心の棺


 千歳は、職員室前に張り出され用紙を読んでいる振りをしながら、尚也が出て来るのを待っていた。
 やがて、扉が開く音と共に聞こえた「失礼しました」という声に反応してそちらを見ると、顔色を失った尚也が焦点の合わない瞳で立っているのが目に入り、慌てて駆け寄った。

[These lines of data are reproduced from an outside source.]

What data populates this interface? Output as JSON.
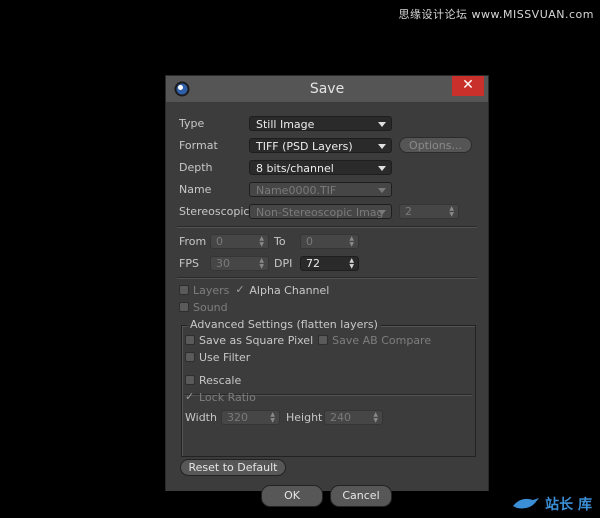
{
  "watermark_top": "思缘设计论坛 www.MISSVUAN.com",
  "watermark_bottom": "站长 库",
  "dialog": {
    "title": "Save",
    "close_glyph": "✕"
  },
  "fields": {
    "type": {
      "label": "Type",
      "value": "Still Image"
    },
    "format": {
      "label": "Format",
      "value": "TIFF (PSD Layers)"
    },
    "options_button": "Options...",
    "depth": {
      "label": "Depth",
      "value": "8 bits/channel"
    },
    "name": {
      "label": "Name",
      "value": "Name0000.TIF"
    },
    "stereoscopic": {
      "label": "Stereoscopic",
      "value": "Non-Stereoscopic Imag",
      "count": "2"
    },
    "from": {
      "label": "From",
      "value": "0"
    },
    "to": {
      "label": "To",
      "value": "0"
    },
    "fps": {
      "label": "FPS",
      "value": "30"
    },
    "dpi": {
      "label": "DPI",
      "value": "72"
    }
  },
  "checks": {
    "layers": "Layers",
    "alpha_channel": "Alpha Channel",
    "sound": "Sound"
  },
  "advanced": {
    "legend": "Advanced Settings (flatten layers)",
    "save_square_pixel": "Save as Square Pixel",
    "save_ab_compare": "Save AB Compare",
    "use_filter": "Use Filter",
    "rescale": "Rescale",
    "lock_ratio": "Lock Ratio",
    "width": {
      "label": "Width",
      "value": "320"
    },
    "height": {
      "label": "Height",
      "value": "240"
    }
  },
  "buttons": {
    "reset": "Reset to Default",
    "ok": "OK",
    "cancel": "Cancel"
  }
}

「后(きさき)先輩!どうしたんですか?真っ青ですよ…どこか具合が悪いんですかっ?」
「違う、兄が迎えに来るんだ。それで早退してニューヨークに…」
 微妙に質問に合わない答えを返す尚也の様子に、強い動揺を感じ取り戸惑う。

「悪い、もう行く」
 そう言って歩き出した尚也は、制服のズボン越しでも膝が震えているのが見てとれる程で、今にも崩折れそうなその足取りの痛々しさに、千歳は思わず尚也の腕を掴んで呼び止めていた。
「待って下さい!僕が先輩の教室まで鞄を取りに行ってきますから、先輩は玄関で待っていて下さいっ!」
 千歳は一気にそれだけ言うと、尚也の返事は待たずに走り出した。

 いつも美しく輝いている尚也…。その尚也が今は色を失っている。あんな姿で大勢のクラスメイトが居る教室へ向かわせるのには、強い抵抗を感じた。きっと尚也自身も、あのような姿はなるべく人に見られたくないだろう。

(先輩っ……)

 千歳は、訳も分からず涙がにじみそうになるのを堪えて、必死で足を動かした。







「有栖(ありす)先輩!」
 尚也の教室に辿り着いた千歳は、尚也の親友である恵瑠(めぐる)の姿を見つけ、大声で呼んだ。
「ん?どうした、血相変えて…。とゆーか、誰だっけ?」
「あ、生徒会で后先輩の後輩の、二階堂といいます…。あの、后先輩が早退するそうですので、先輩の荷物を……」
「え?ああ…、ちょっと待ってろ」
 先程、尚也が校内放送で呼び出された事もあり合点がいった恵瑠は、尚也の荷物をまとめるべく、教室内へときびすを返した。







「尚也っ!」
「っ…、…恵瑠」
「お前、どうしたんだ?大丈夫なのか?」
 呼び出しを聞いて教室を出て行った時とは明らかに違う尚也の様子に、恵瑠は動揺を隠せなかった。
 尚也の顔色は、先程千歳と会った時よりも一層青白くなっており、両腕で抱きしめるように膝を抱えて座っている尚也の体は、小刻みに震えていた。

「恵…瑠、クレア…、クレアが……」
「クレア…?お前の恋人のクレアちゃんか?」
 その名前に、千歳の心臓がビクリと跳ねた。……彼女に何かあったのだろうか…。
 尚也の為にと心配する気持ちの他に、こんなにも尚也の心を乱すことができる存在であるという事に、強い嫉妬心もわき上がる。

「殺された…んだっ…。暴漢に…っ襲われて…、殺された…って……」

「!!」

 暴漢……。若い女性が暴漢に襲われたと言えば、それは往々にして性的な暴行を意味している。

 恵瑠と千歳は、かけるべき言葉を見つけられず、辺りには尚也の悲痛な慟哭だけが響いた……。